Мы уютно расположились на мягком диване в углу, под лестничным маршем. Чтобы гостей не тревожило топанье по ступеням, место было оборудовано покатой крышей, а в прослойку между ней и лестницей набили какие-то тряпки. Лучшего расположения не придумать — мы скрыты от чужих взоров, в чьей потребности отнюдь не нуждались. В то же время нам открывается отличный вид на зал. Обитые деревянными панелями стены, на них подобно трофеям красуются огромные стеклянные бутыли с содержимым самых разнообразных цветов — от бирюзового до ярко-оранжевого. Сосуды подписаны широким почерком, а один кувшин, самый здоровый — для него потребовались три толстые балки, чтобы выдержать вес, — размалеван как детская тетрадка. За освещение здесь отвечают масляные лампы, подвешенные сверху на цепочках. Стилизованы они под различные бутылки, кувшины и маленькие бочонки. В этой части заведения не так ярко, как там, около стойки. Тем лучше. Темнота — друг молодежи, друг и верный, и надежный. Песенка моего одиночества.

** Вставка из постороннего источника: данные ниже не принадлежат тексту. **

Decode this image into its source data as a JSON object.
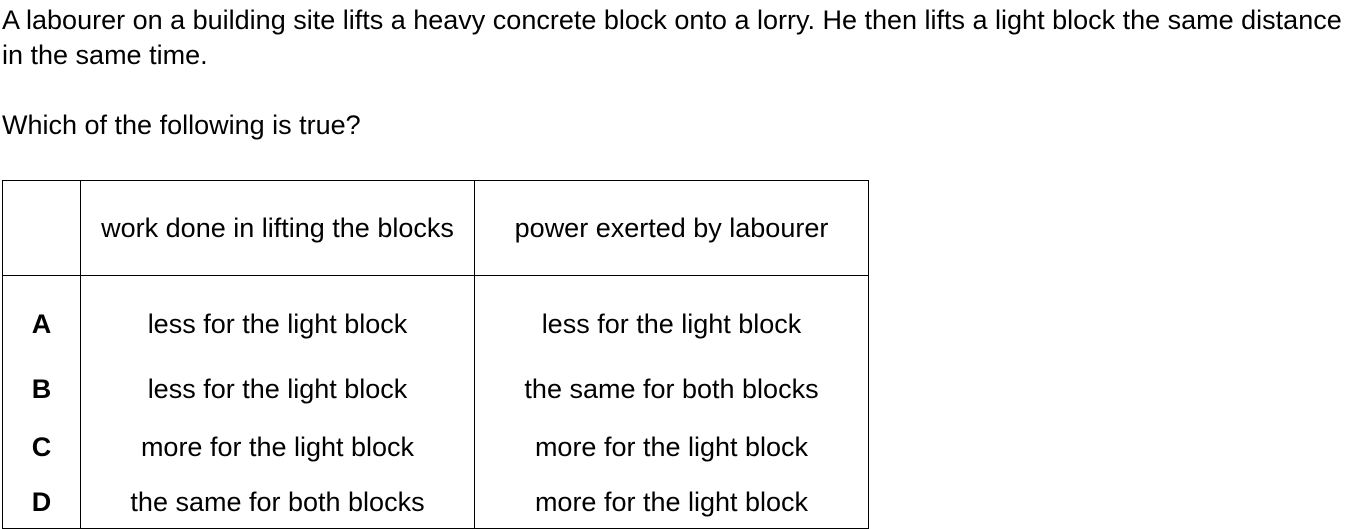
{
  "question": {
    "stem": "A labourer on a building site lifts a heavy concrete block onto a lorry. He then lifts a light block the same distance in the same time.",
    "prompt": "Which of the following is true?"
  },
  "table": {
    "headers": [
      "",
      "work done in lifting the blocks",
      "power exerted by labourer"
    ],
    "rows": [
      {
        "letter": "A",
        "work": "less for the light block",
        "power": "less for the light block"
      },
      {
        "letter": "B",
        "work": "less for the light block",
        "power": "the same for both blocks"
      },
      {
        "letter": "C",
        "work": "more for the light block",
        "power": "more for the light block"
      },
      {
        "letter": "D",
        "work": "the same for both blocks",
        "power": "more for the light block"
      }
    ]
  }
}
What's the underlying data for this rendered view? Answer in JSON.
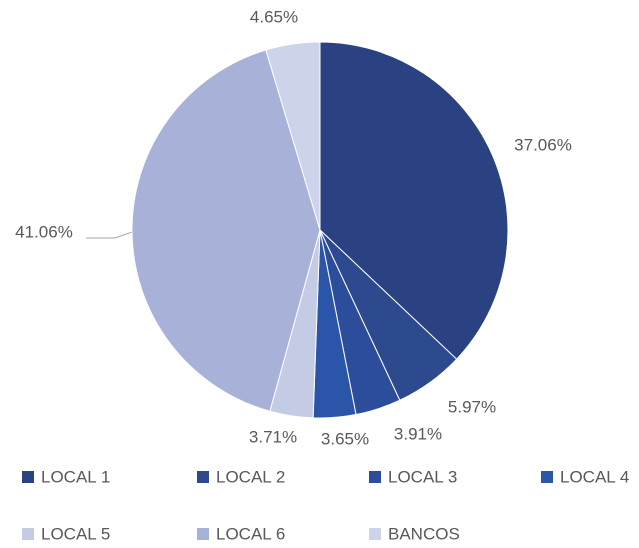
{
  "chart_data": {
    "type": "pie",
    "categories": [
      "LOCAL 1",
      "LOCAL 2",
      "LOCAL 3",
      "LOCAL 4",
      "LOCAL 5",
      "LOCAL 6",
      "BANCOS"
    ],
    "values": [
      37.06,
      5.97,
      3.91,
      3.65,
      3.71,
      41.06,
      4.65
    ],
    "value_labels": [
      "37.06%",
      "5.97%",
      "3.91%",
      "3.65%",
      "3.71%",
      "41.06%",
      "4.65%"
    ],
    "colors": [
      "#2a4282",
      "#2d4a8e",
      "#2b4d9b",
      "#2a55a8",
      "#c4cbe5",
      "#a8b2d9",
      "#cdd3eb"
    ],
    "legend": "bottom"
  }
}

— Смотри, — хитро сказал Трэго и положил руку на край столешницы. Его палец покрутил спрятанный бегунок. Вряд ли бы я заметил его, не будь он эксплуатирован магом. Вы могли видеть подобные бегунки на старых кассетных плеерах и магнитофонах, когда регулировали громкость. С тихим треском один из светильников, аккурат над нашим столиком, опустился. — Отличное решение, да?
— Блин, подними, а? — поморщился я. Глаза, привыкшие к тусклому освещению, не обрадовались нахлынувшей яркости, разукрасившей столешницу и нас в оранжевые цвета. Запахло горелым маслом. — А что, у каждого столика свой регулятор?
— Не у всех, конечно, но в целом да. — Маг был донельзя довольным.
— Хороший этот Волен, располагает к себе. А как вы познакомились-то?
— О, это был незабываемый день… — Трэго блаженно прикрыл глаза. — Я тогда был еще совсем молод, на третьем курсе…
— Ты ничего не перепутал, романтик? — не скрывая подозрения спросил я. — Ты как про девицу сердца начал.
— Нет-нет, погоди. Не мешай! Итак… Стояла страшная жара, шла середина пламени. Заведения все набиты битком, не протиснуться. После сотой попытки я махнул рукой и штурмом взял «У старины Волена». А народ весь галдит, барагозит, недовольствует, как будто их уведомили о лишении жилья. Тут замечаю Волена; бедняга несчастен, понурый вид однозначно говорит о какой-то проблеме. Ну я спросил, что и как. Оказалось, днем ранее у него обвалился погреб — потолок просел, вот-вот обвалится. Все бочковое пойло закончилось еще в обед, а вынесенное из погреба нагрелось до такой степени, что им можно было разбавлять холодную воду и мыться. Вот народ и шумит как на публичной казни.